The subjectivity and relativism which have flourished throughout our century pose significant threats to the Christian faith, which must always stay focused on external realities: God; Grace; Incarnation. Modern sophists, enamored with various “Versimilitudes” and self-fabricated “ideals,” need an up-to-date Socrates to save “reason, the future of culture and the rights of Truth” (p. 17) by establishing the mind’s ability to know “the extra-mental being of things” (p. 18).
Consequently, one cannot be both a relativist and a Christian! Nor can one be an idealist and a Christian! In Maritain’s judgment, philosophical idealists (better called “ideosophers”) aren’t even bona fide philosophers. Here he attacks the process thought of Pierre Teilhard de Chardin, some-thing of a cult figure in the 1960’s, and urges fidelity to the Thomism he considers basic to authentic Christian theology. The Truth of the Gospel is at stake! Still more: “Unless one loves the truth, one is not a man” (p. 85).

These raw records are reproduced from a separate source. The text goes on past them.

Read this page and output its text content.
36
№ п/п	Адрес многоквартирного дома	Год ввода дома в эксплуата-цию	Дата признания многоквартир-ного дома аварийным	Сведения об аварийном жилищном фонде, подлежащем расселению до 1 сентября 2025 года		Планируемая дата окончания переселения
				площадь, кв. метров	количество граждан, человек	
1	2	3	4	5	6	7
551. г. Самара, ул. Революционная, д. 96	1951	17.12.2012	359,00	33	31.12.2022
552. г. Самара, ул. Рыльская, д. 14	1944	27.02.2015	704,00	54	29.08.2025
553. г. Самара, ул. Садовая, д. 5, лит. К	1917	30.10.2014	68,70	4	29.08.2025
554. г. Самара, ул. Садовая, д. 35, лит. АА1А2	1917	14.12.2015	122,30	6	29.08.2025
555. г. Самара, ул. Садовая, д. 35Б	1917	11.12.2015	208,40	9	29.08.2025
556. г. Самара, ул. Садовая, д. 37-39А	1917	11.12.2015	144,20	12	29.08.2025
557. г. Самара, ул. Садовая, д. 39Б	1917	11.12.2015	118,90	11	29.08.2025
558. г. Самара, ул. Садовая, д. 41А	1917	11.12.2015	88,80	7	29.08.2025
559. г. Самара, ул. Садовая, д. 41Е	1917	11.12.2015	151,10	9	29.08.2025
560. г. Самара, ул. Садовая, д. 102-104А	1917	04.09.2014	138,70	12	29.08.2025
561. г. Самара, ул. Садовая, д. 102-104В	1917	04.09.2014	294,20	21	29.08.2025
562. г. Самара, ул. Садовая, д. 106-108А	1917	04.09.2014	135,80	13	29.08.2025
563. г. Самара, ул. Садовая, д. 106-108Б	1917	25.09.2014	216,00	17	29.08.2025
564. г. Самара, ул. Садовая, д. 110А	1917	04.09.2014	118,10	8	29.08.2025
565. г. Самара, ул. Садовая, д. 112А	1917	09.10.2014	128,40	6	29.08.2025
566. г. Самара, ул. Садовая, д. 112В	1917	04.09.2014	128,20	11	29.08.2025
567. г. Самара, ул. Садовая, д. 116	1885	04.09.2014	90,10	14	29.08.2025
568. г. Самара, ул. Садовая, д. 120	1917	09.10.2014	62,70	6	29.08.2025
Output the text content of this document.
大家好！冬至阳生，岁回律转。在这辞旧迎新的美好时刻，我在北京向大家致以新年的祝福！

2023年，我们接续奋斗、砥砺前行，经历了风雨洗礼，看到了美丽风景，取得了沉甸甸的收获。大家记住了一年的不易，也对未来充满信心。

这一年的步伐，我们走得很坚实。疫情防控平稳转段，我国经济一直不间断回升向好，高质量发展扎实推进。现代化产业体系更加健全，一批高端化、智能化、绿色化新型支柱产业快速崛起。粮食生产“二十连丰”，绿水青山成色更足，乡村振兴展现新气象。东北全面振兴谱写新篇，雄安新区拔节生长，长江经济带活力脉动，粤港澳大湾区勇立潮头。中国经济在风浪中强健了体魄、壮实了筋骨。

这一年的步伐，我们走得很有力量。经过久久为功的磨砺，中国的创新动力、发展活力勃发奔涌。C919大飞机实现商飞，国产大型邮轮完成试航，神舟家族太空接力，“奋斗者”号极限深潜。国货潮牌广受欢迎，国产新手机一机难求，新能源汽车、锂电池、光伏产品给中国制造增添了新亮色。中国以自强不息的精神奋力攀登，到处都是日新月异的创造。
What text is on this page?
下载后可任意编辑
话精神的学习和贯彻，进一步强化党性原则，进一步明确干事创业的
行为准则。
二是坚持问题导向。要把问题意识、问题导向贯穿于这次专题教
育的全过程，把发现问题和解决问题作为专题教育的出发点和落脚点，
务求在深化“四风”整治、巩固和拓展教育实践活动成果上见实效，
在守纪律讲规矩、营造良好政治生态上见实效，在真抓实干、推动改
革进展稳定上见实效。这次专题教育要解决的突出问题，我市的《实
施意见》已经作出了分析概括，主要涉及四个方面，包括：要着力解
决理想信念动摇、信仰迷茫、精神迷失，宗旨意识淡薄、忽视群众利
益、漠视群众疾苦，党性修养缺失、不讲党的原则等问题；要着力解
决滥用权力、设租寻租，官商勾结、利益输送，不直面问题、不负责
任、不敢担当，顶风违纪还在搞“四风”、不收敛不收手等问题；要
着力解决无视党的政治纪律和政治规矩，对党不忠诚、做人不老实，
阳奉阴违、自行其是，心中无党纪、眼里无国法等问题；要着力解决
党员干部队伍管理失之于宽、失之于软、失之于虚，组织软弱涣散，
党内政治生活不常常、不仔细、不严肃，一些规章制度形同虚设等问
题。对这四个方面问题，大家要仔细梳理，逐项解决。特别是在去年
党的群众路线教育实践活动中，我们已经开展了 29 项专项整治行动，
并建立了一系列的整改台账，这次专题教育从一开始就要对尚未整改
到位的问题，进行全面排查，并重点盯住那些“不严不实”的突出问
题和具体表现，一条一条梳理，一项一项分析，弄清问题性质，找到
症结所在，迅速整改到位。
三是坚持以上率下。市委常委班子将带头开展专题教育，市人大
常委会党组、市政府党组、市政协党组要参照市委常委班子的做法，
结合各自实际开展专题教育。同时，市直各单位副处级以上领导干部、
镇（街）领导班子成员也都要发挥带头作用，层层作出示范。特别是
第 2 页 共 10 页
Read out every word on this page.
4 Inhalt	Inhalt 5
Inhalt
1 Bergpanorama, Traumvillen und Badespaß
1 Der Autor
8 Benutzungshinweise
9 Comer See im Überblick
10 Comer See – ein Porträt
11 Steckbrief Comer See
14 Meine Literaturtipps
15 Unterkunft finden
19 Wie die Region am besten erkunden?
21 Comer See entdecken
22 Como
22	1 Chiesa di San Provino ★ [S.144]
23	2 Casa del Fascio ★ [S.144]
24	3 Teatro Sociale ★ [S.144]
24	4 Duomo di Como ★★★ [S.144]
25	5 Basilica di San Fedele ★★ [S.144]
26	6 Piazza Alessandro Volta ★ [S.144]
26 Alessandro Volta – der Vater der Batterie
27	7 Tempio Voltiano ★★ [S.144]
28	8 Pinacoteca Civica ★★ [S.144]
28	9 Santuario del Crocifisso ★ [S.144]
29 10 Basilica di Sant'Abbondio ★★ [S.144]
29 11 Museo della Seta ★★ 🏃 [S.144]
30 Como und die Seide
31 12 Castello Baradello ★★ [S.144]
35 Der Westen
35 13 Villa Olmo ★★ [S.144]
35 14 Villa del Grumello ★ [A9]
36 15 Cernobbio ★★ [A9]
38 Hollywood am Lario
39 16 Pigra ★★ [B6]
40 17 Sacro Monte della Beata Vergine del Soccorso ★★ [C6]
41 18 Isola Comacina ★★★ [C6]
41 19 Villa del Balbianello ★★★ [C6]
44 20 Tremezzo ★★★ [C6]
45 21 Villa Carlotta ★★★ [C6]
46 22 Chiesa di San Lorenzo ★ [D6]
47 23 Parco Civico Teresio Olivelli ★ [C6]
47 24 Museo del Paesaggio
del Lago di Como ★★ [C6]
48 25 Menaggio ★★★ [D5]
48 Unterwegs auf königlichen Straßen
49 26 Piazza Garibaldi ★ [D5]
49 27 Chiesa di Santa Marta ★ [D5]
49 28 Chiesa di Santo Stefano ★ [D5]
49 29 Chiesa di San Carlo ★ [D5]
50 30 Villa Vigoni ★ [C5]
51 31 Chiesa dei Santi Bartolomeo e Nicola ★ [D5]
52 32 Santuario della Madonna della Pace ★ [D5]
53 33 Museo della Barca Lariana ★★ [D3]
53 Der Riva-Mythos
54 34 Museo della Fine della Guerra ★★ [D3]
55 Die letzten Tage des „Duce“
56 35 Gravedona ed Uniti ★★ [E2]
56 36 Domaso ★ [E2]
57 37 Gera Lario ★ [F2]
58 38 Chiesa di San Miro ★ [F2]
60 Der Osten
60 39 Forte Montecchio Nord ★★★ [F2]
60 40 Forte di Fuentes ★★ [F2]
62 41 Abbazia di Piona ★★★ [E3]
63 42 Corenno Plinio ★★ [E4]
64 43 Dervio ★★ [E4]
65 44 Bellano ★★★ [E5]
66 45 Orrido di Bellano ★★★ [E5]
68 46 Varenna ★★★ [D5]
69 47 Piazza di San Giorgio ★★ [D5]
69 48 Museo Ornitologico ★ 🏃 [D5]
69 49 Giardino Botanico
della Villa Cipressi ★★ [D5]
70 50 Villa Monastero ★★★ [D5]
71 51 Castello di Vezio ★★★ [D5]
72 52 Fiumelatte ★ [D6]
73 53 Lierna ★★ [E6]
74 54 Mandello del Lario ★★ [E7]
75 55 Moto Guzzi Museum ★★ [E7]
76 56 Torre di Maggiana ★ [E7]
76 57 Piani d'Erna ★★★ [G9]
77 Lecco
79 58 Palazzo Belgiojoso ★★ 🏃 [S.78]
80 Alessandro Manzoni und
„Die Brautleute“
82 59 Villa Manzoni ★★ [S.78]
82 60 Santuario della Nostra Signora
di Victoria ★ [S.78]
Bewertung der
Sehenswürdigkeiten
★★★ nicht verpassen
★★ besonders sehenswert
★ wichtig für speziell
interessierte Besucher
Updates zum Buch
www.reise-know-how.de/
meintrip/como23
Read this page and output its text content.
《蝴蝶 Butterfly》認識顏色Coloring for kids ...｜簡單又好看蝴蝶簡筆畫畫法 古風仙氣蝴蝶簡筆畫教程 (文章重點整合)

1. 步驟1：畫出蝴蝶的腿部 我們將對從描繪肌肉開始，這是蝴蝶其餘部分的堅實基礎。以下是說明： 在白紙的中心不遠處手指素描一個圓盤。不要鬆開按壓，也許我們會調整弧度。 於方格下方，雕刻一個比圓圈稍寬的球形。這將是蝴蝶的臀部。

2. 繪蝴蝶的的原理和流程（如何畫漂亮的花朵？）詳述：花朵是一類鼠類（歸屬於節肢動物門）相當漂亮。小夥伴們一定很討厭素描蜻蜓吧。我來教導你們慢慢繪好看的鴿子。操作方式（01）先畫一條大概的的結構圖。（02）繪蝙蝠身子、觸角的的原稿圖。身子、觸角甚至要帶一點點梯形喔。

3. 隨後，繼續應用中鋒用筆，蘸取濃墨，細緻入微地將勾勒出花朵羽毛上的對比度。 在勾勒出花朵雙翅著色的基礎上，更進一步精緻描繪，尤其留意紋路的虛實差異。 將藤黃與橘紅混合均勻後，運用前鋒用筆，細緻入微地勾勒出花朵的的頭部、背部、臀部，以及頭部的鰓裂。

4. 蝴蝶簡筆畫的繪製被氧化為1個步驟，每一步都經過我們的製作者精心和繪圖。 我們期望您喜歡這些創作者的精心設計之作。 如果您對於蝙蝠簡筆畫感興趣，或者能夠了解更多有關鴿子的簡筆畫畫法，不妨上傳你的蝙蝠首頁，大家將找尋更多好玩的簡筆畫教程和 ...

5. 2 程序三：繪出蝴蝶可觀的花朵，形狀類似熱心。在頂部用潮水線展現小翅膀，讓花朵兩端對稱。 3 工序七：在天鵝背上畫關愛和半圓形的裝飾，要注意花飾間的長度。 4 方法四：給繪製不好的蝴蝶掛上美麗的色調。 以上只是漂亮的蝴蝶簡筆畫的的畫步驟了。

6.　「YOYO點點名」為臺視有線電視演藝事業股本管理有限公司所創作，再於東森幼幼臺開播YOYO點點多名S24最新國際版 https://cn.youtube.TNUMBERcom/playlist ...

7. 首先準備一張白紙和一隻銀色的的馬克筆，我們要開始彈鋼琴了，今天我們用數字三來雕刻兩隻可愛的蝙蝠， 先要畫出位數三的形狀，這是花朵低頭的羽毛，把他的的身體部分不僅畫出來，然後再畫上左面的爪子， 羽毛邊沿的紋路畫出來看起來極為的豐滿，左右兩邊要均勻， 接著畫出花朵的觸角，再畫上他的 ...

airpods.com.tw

Yet the lack of prayer distresses Maritain more than the lack of truthful philosophy. One must love as well as think, and loving God is more important than thinking about Him. Per amorem agnoscimus: we know through love. Thus much of this, Maritain’s final testament, contains a call for men and women to love God and devote their lives to the contemplative life. “I see one thing clearly: what matters in a very special way, and perhaps more than anything else, for our age, is the life of prayer and of union with God lived in the world” (pp. 196-197).
Here he underscores one of the dominant themes of Vatican II. That Council called Christians to seriously follow Christ’s call to “be perfect as your heavenly Father is perfect.” Such perfection is, of course, perfect love. Only as we love God and our neighbor do we find our divine design as human beings. The call to holiness is clear and must be followed. For, as Leon Bloy so clearly said: “There is only one sadness; it is not to be a saint” (p. 212).
To even write when one is 85 is quite an accomplishment! To write a book which summarizes much of a lifetime and also engages some of the critical concerns of the day makes this book a fitting finale for Jacques Maritain.